Proof. The proof is well-known from linear algebra. If $L$ is a linear subspace of $R^n$, then any maximal set of linearly independent
  vectors in $L$ is finite and generates $L$. Similarly, $L$ is the
  intersection of finitely many linear hyperplanes $\{x|a_ix = 0\}$,
  where the $a_i$ form a maximal set of linearly independent vectors
  generating $L^* $$:=$ $\{z|zx =0$ for all $x$ in $L\}$.

Although I understand the first part of the proof, I have trouble understanding why every linear subspace is the intersection of finitely many linear hyperplanes. 
 A: Hint: extend a basis $b_1, \ldots, b_l$ for $L$ to a basis $b_1, \ldots, b_l, \ldots b_n$ for $\Bbb{R}^n$. Consider the hyperplanes $H_k$ comprising the points $\sum_i x_ib_i$ where $x_k = 0$. $L$ can be expressed as the intersection of some of the $H_k$.
A: The book's proof can be expanded to be more explicit: it is, for every subspace $L$, defining a subspace usually known as $L^{\perp}$ perpendicular to the original in the sense that $z\in L^{\perp}$ if and only if for every $x\in L$ we have that the inner product $z\cdot x = 0$ - i.e. that $z$ is "perpendicular" to every $x\in L$.
The idea is that if you let $z_1,\ldots,z_k$ be a basis for $L^{\perp}$, then you can define hyperplanes $H_i$ to be the set of $x$ such that $z_i\cdot x = 0$. The claim is that the fact that $z_1,\ldots,z_k$ is a basis for $L^{\perp}$ implies that $H_1\cap H_2\cap \ldots \cap H_k$ must equal $L$ and therefore that $L$ is a finite intersection of hyperplanes.

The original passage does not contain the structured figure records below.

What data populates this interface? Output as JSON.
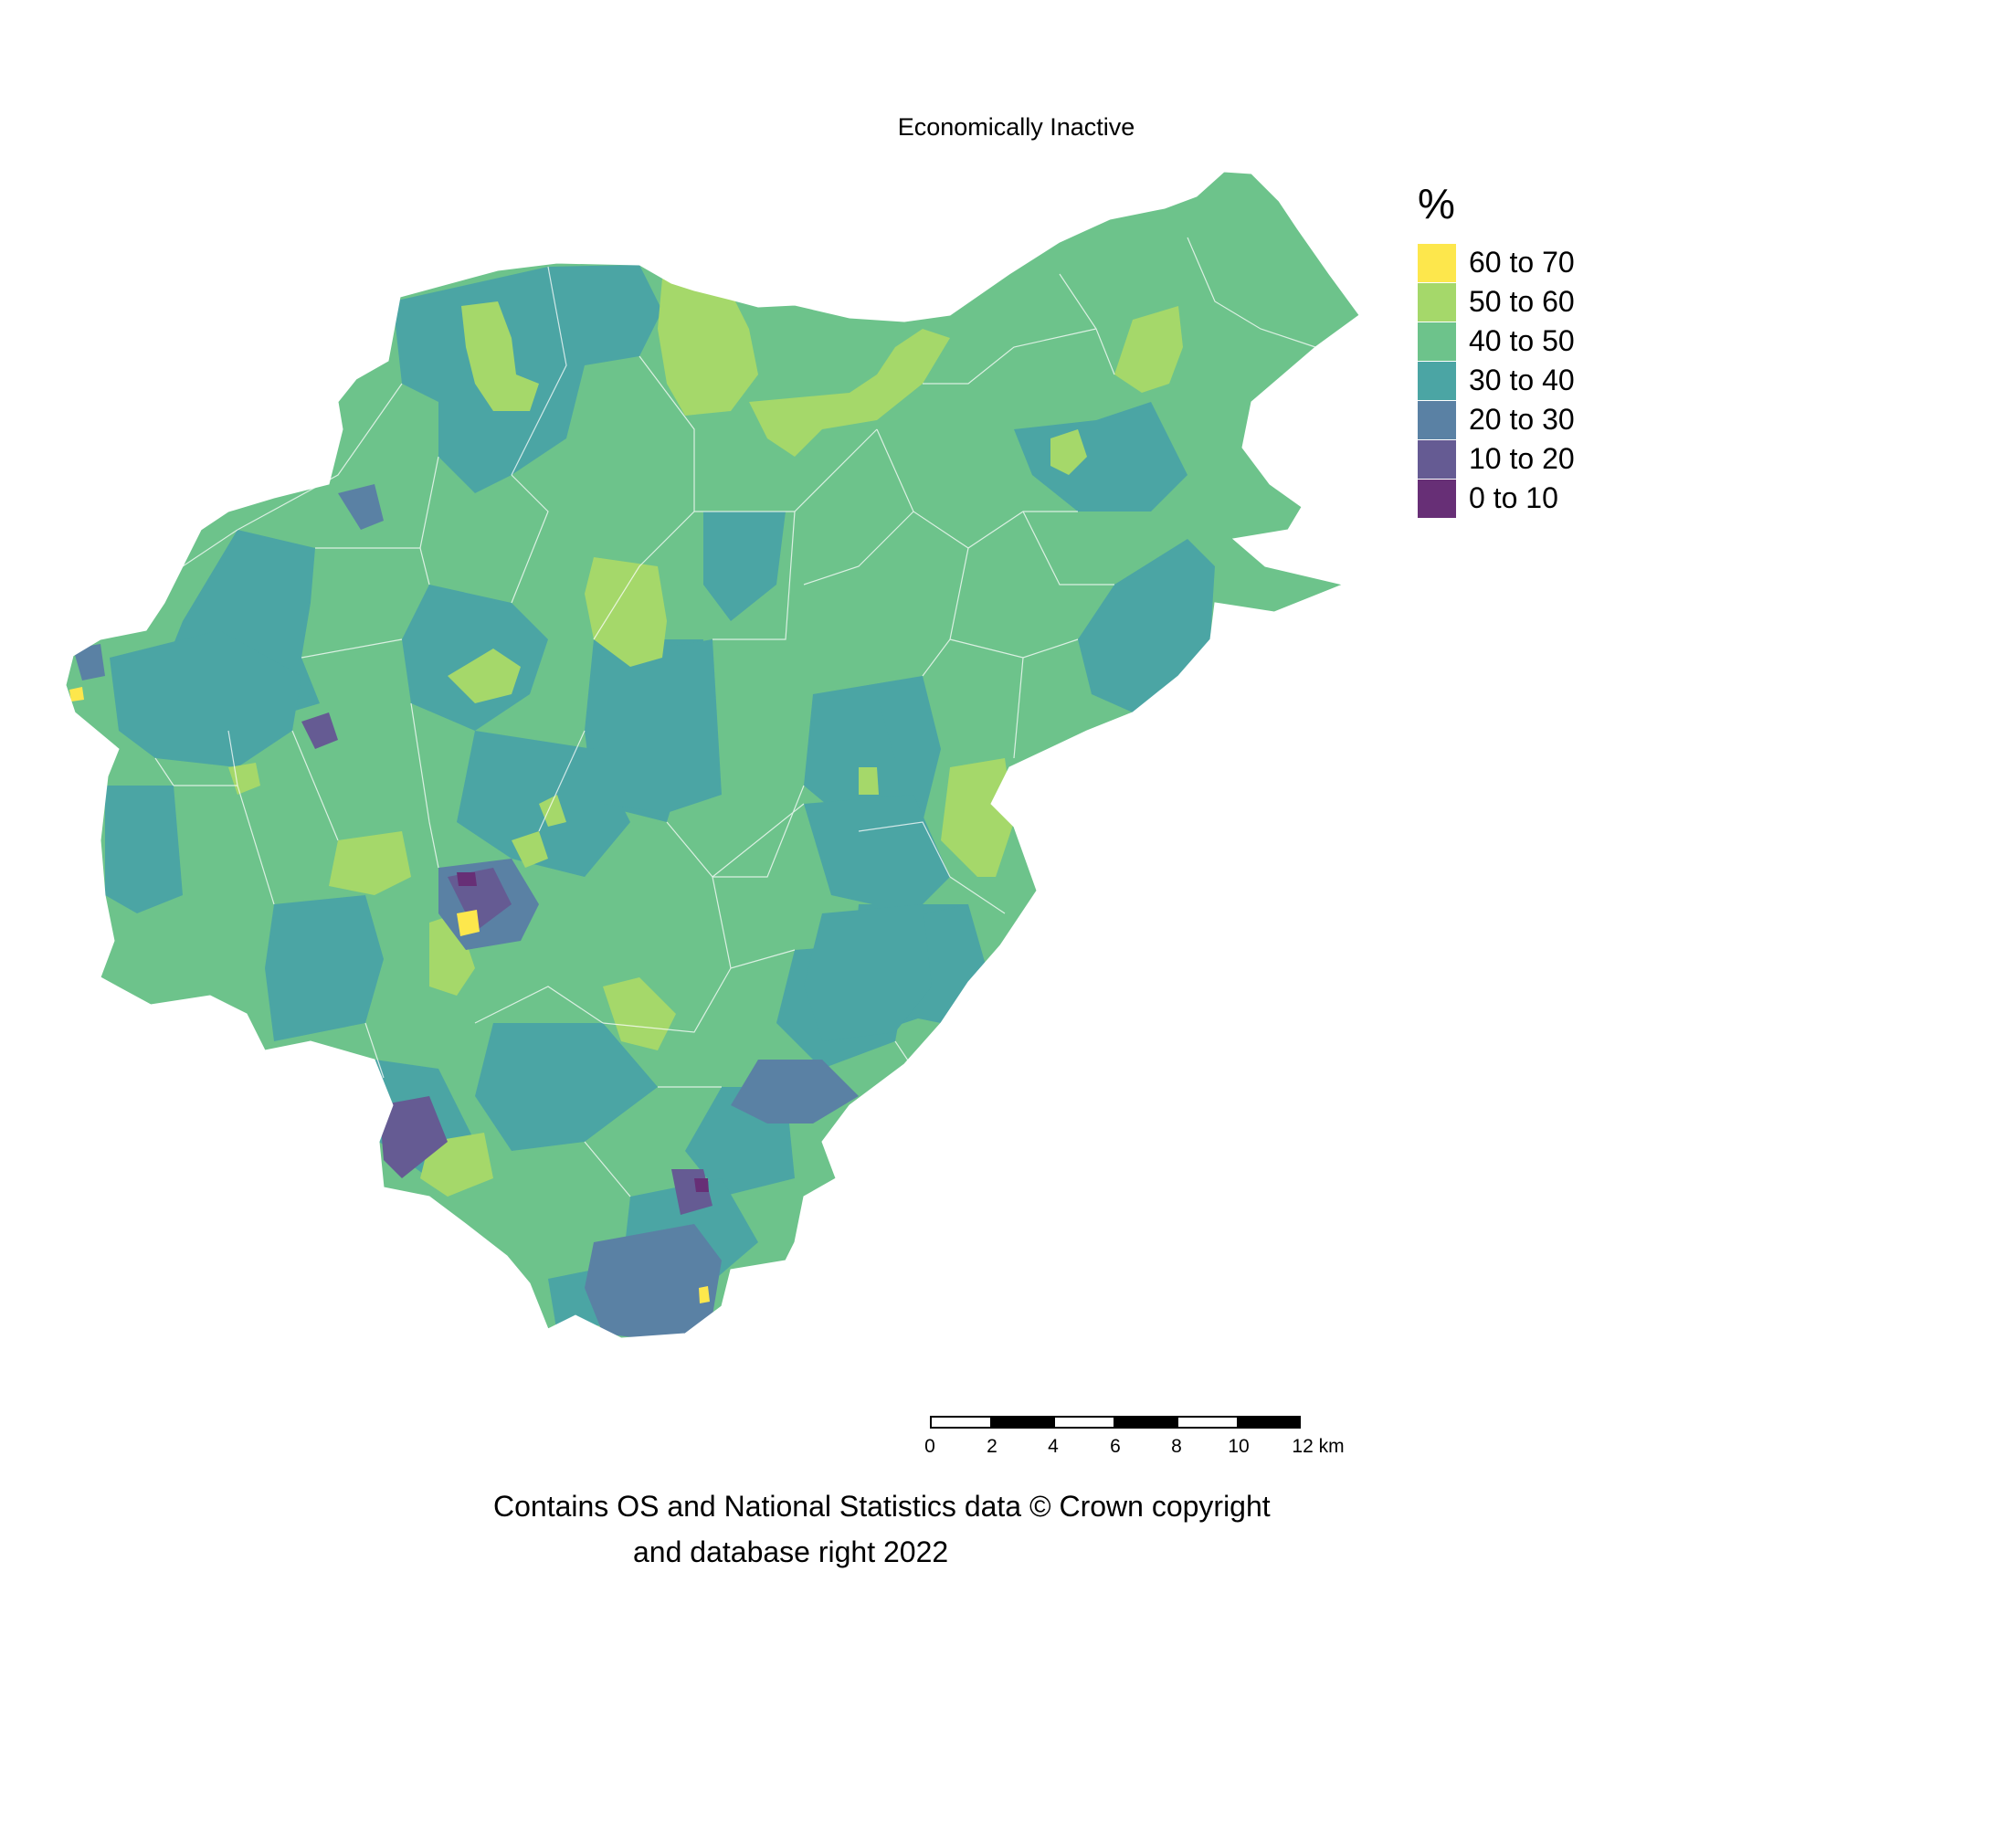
{
  "title": "Economically Inactive",
  "legend": {
    "title": "%",
    "items": [
      {
        "label": "60 to 70",
        "color": "#fde74c"
      },
      {
        "label": "50 to 60",
        "color": "#a5d86a"
      },
      {
        "label": "40 to 50",
        "color": "#6dc38b"
      },
      {
        "label": "30 to 40",
        "color": "#4ba5a4"
      },
      {
        "label": "20 to 30",
        "color": "#5a81a4"
      },
      {
        "label": "10 to 20",
        "color": "#655b93"
      },
      {
        "label": "0 to 10",
        "color": "#672f76"
      }
    ]
  },
  "scalebar": {
    "ticks": [
      "0",
      "2",
      "4",
      "6",
      "8",
      "10",
      "12 km"
    ]
  },
  "attribution": {
    "line1": "Contains OS and National Statistics data © Crown copyright",
    "line2": "and database right 2022"
  }
}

For instance, if you had the subspace $L=\{(0,t,t) : t\in\mathbb R\}$ in $\mathbb R^3$, one would find that $L^{\perp}$ could be described as $\{(x,y,-y):x,y\in\mathbb R\}$ which has a basis $\{(1,0,0),(0,1,-1)\}$ which then says that $L$ is the intersection of the two hyperplanes defined by the tuples $(x,y,z)$ such that $x=0$ and $y-z=0$.
This does subtly rely on the nontrivial fact that $L^{\perp\perp} = L$.

Though it's not necessary to understand this proof, the idea behind it is encapsulated in the notion of duality which is basically a method in linear algebra in which one transforms lines (which can be represented by vectors!) into hyperplanes and spanning sets into intersections of hyperplanes. The motivation for the proof in the book is to apply this reasoning (i.e. to look at $L^{\perp}$) to try to get a new statement out of our preexisting knowledge of bases.